Plato, plumbing, and pastry might not be around today if not for Italian monks and nuns, who are credited with saving Western culture in the tumultuous centuries known as the Dark Ages. As barbarian hordes conquered and reshaped western Europe, monasteries and convents became safe havens. Classical literature was protected, studied, and translated by scholar monks.
They preserved medicinal knowledge from the ancient world and used Roman plumbing systems to pull water through their cloister fountains. Nuns took in orphans and raised them. (Esposito, meaning “exposed,” is a common Italian surname given to babies left on the doorsteps of convents.) They also baked elaborate, labor-intensive pastries from ancient recipes that they sold to the public to support themselves.

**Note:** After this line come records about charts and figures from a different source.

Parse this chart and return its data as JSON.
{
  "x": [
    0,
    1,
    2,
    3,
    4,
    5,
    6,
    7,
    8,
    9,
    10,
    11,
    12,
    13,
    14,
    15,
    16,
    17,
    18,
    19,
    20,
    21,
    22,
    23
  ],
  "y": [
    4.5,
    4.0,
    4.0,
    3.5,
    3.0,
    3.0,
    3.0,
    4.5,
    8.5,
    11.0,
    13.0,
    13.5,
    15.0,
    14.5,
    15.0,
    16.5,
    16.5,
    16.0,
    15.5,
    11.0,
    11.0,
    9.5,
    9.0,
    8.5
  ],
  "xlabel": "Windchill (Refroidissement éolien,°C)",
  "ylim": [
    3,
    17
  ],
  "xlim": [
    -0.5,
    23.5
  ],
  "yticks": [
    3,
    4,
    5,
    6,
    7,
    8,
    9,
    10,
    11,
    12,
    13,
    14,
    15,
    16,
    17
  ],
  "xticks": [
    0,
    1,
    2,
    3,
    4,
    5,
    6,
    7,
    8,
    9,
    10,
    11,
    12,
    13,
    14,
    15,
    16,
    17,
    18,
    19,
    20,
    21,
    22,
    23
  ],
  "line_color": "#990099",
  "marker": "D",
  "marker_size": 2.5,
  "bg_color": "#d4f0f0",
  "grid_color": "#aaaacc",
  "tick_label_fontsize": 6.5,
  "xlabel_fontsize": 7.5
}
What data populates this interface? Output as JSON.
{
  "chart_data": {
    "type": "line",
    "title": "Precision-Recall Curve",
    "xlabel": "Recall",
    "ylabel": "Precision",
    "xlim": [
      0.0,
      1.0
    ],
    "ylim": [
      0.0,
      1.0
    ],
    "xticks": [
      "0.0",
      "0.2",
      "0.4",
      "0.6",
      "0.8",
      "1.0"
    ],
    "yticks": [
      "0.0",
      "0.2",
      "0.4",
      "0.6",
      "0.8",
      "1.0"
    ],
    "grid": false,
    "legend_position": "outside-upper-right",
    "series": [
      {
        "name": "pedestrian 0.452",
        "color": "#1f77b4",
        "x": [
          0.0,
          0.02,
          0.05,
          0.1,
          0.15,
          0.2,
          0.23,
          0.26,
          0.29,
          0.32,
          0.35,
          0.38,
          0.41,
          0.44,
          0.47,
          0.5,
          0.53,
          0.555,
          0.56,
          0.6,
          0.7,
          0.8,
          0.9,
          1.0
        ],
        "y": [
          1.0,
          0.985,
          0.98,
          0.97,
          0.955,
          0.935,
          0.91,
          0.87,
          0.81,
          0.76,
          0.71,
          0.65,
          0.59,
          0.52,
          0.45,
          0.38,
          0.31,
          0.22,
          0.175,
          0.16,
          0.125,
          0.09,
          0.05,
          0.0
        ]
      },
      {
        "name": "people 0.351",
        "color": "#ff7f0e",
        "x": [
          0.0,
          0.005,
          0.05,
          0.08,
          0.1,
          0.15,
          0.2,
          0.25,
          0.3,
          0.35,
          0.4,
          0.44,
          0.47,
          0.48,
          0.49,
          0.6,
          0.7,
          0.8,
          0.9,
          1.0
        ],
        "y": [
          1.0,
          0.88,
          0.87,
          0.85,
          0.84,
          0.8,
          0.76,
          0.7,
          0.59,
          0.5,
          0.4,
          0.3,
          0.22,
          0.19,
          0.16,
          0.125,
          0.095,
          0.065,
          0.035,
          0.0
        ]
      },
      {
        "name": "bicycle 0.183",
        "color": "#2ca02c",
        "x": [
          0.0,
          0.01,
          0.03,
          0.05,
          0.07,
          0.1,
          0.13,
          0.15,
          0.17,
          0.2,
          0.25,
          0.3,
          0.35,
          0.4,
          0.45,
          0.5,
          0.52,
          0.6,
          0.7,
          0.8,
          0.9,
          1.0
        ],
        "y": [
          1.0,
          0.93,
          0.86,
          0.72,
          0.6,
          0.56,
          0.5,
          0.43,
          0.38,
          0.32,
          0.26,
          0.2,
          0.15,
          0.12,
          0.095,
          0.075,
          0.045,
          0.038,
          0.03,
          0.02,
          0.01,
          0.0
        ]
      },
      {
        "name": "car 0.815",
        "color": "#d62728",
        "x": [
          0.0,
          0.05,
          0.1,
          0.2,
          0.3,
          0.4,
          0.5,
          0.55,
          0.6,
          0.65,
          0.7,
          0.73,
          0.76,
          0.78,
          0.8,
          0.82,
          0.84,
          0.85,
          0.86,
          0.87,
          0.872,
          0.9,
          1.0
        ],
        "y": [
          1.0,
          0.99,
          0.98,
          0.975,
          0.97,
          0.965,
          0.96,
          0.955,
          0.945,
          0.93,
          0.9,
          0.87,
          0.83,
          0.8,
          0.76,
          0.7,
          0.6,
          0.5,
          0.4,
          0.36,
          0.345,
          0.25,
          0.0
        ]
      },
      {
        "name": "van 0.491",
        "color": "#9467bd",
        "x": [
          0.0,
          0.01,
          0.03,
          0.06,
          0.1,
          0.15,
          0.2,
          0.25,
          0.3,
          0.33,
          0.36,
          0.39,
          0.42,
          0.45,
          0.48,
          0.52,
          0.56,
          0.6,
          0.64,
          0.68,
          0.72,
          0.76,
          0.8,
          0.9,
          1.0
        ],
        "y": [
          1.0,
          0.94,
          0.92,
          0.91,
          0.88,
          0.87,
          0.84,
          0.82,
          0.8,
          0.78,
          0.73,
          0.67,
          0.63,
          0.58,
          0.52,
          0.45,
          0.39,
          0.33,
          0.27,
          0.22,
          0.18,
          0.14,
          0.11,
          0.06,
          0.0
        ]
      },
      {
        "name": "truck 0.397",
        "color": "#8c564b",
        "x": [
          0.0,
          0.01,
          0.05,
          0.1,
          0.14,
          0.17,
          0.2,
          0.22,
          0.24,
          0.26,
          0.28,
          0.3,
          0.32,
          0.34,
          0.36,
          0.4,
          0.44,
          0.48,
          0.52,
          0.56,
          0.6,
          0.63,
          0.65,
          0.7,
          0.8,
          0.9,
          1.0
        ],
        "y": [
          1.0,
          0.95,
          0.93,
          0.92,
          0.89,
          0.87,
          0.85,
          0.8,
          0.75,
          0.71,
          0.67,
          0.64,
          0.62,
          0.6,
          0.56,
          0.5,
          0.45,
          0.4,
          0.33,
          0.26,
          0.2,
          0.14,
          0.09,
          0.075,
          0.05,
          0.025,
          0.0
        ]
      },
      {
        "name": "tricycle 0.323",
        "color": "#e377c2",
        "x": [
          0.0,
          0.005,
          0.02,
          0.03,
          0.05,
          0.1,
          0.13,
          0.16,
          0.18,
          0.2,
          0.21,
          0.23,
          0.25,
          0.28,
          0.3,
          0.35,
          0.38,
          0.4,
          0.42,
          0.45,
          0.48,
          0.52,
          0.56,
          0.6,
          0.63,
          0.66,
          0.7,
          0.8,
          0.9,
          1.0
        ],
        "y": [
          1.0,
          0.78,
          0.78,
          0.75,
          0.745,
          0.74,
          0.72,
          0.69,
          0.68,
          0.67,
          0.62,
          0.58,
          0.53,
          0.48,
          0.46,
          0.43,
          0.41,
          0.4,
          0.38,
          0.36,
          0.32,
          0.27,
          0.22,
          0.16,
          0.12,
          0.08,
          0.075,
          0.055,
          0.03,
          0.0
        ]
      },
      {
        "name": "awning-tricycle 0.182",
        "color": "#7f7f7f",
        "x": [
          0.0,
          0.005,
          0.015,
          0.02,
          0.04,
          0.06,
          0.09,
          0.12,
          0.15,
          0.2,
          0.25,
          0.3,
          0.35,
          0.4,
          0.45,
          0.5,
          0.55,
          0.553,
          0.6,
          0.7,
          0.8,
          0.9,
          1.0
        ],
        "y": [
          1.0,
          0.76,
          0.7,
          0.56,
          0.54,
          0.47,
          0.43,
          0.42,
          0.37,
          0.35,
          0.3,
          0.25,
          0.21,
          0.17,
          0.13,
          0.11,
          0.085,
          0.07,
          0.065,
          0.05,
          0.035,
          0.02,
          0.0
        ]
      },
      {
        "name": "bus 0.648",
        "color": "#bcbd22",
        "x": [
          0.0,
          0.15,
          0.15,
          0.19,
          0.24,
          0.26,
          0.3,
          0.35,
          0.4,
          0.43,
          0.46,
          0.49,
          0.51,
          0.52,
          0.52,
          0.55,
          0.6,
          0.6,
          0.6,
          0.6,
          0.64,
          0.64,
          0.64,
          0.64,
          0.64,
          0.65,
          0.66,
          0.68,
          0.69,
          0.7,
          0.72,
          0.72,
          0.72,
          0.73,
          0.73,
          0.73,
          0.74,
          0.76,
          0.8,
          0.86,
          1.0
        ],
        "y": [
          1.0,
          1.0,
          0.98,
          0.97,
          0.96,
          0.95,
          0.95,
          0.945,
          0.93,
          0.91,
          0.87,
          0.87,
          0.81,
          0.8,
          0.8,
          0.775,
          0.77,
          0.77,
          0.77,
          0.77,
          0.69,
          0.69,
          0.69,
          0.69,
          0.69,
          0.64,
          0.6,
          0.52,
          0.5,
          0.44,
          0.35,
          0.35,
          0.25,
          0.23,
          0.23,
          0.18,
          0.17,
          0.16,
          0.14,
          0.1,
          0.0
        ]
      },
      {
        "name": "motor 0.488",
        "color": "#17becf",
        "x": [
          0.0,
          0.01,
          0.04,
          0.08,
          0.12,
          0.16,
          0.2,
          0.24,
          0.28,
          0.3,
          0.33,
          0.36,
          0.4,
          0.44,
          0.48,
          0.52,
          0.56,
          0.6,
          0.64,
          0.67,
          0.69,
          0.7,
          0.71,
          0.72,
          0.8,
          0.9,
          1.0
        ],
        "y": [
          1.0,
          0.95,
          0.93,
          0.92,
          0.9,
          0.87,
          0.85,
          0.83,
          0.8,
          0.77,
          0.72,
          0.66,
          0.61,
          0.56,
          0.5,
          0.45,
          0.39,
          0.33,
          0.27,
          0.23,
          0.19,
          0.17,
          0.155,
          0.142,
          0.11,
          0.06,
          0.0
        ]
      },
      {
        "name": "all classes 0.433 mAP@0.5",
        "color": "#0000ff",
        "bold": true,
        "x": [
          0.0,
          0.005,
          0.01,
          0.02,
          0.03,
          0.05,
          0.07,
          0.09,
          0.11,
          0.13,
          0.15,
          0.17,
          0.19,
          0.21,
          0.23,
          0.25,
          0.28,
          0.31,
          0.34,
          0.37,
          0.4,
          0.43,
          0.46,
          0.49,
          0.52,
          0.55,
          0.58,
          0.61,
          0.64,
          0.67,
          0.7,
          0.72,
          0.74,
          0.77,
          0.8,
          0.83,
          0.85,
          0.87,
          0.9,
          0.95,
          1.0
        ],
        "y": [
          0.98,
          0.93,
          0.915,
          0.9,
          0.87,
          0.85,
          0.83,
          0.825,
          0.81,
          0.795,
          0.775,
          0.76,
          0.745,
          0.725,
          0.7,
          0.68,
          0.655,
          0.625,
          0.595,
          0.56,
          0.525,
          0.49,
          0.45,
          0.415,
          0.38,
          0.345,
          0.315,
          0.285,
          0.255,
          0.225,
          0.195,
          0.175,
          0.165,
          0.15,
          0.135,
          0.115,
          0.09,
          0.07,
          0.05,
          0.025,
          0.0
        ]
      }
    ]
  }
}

Not only were the convents bastions of tradition; they were (and are, where they remain) the most authentic source for classic Sicilian sweets. Some monastries still producing sweets are monastery of Sant’Andrea in Palermo making cannoli. In Agrigento, the Santo Spirito monastery of cloistered Cistercian nuns, famed for the sweet couscous with crushed pistachios that’s made there. But perhaps the most famous baker is Maria Grammatico, in the mountain peak town of Erice. Grammatico’s life story has been recounted in the book Bitter Almonds, which she coauthored with Mary Taylor Simeti (William Morrow & Co., 1994). She was raised in an orphanage run by Franciscan sisters, where she helped in the preparation of sweets. Deciding against the nun’s life, Grammatico opened a modest pasticceria, which has since grown into one of the largest pastry businesses in Sicily.
Grammatico, who is now 70, makes an amazing assortment of traditional cookies and small pastries, but her true talent lies in frutta di Martorana (marzipan fruit, named after the Palermo convent where they originated) shaped from almonds she grinds into a paste daily and paints in realistic colors.